After that, necessary .srv files created and linked to package with CmakeLists.text. As a final step, servers are initialized in main function of node.cpp.
Chess queries are obtained from clients and they are performed by this server-client relation.
2)Planning module
In planmotions.cpp, necessary client files are initialized. 4 options are served to user:
0.Learn the position of the piece
1.Move the piece
2.Move and kill
3. Castle operation
According to choice of the user following actions are taken:
0. Take Aruco ID of the piece and return cell code by shareID_srv.
1.Take Aruco ID of the piece and the goal position. Find cell code of the piece and check the goal position whether is free or not, and check the movement is allowed by chess rules.
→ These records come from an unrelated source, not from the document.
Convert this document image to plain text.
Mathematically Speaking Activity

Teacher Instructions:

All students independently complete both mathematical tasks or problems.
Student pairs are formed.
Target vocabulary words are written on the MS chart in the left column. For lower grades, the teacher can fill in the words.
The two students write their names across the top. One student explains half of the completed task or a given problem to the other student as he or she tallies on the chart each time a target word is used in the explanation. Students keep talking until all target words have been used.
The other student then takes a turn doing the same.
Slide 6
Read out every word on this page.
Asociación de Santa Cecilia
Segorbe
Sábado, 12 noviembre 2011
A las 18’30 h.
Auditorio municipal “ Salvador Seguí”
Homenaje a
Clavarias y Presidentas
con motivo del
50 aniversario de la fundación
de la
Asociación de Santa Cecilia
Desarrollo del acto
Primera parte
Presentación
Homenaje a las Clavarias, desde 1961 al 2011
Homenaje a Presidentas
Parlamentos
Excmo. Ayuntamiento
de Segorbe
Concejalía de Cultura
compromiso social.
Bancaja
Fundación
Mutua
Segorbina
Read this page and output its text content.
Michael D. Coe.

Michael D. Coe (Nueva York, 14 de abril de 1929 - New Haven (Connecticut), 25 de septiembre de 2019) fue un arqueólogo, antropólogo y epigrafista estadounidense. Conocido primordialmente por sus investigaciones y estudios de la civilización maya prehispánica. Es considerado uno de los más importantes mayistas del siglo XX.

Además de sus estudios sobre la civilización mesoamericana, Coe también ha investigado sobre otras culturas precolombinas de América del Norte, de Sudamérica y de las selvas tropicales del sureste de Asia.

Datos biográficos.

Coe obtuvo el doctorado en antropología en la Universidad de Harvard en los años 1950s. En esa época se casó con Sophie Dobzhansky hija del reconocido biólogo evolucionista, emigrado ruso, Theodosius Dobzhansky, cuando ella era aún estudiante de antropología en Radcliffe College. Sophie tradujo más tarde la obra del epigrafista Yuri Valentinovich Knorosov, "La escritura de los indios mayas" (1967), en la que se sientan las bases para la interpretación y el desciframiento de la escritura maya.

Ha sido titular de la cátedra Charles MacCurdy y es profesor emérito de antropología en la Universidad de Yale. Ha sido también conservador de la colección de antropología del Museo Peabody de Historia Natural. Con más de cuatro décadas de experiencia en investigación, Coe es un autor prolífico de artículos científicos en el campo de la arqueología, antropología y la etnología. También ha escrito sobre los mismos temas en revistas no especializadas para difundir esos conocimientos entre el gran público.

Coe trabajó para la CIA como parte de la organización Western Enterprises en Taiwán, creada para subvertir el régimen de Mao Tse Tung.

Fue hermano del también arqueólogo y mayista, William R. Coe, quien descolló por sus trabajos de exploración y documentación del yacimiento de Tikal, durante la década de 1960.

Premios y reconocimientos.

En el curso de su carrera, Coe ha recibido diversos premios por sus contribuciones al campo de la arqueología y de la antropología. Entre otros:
If all conditions are satisfied, then give positions and id to planmovement service. Perform the movement.
2.Take Aruco ID of the both piece and find their position also check the movement is allowed by chess rule such as choice 2. If all conditions are satisfied give ID and positions to planmovement service. Perform the kill action.
3. Take the team name. Check the castle is allowed or not by checkcastle service and the necessary positions. If it is allowed perform the castle operation. Give ids and positions to planmovement service.
In movepiece.cpp, take the object Aruco ID from the user and goal position. Then, find the position by shareID. Set goal position to the piece by setobjpose service.
In ik.cpp, take the goal position and object KauthamID. Then find the position of the piece by getobstaclepos service. Find inverse kinematics solution with ik service. Take one of the solutions and set robot configurations by setrobconf service.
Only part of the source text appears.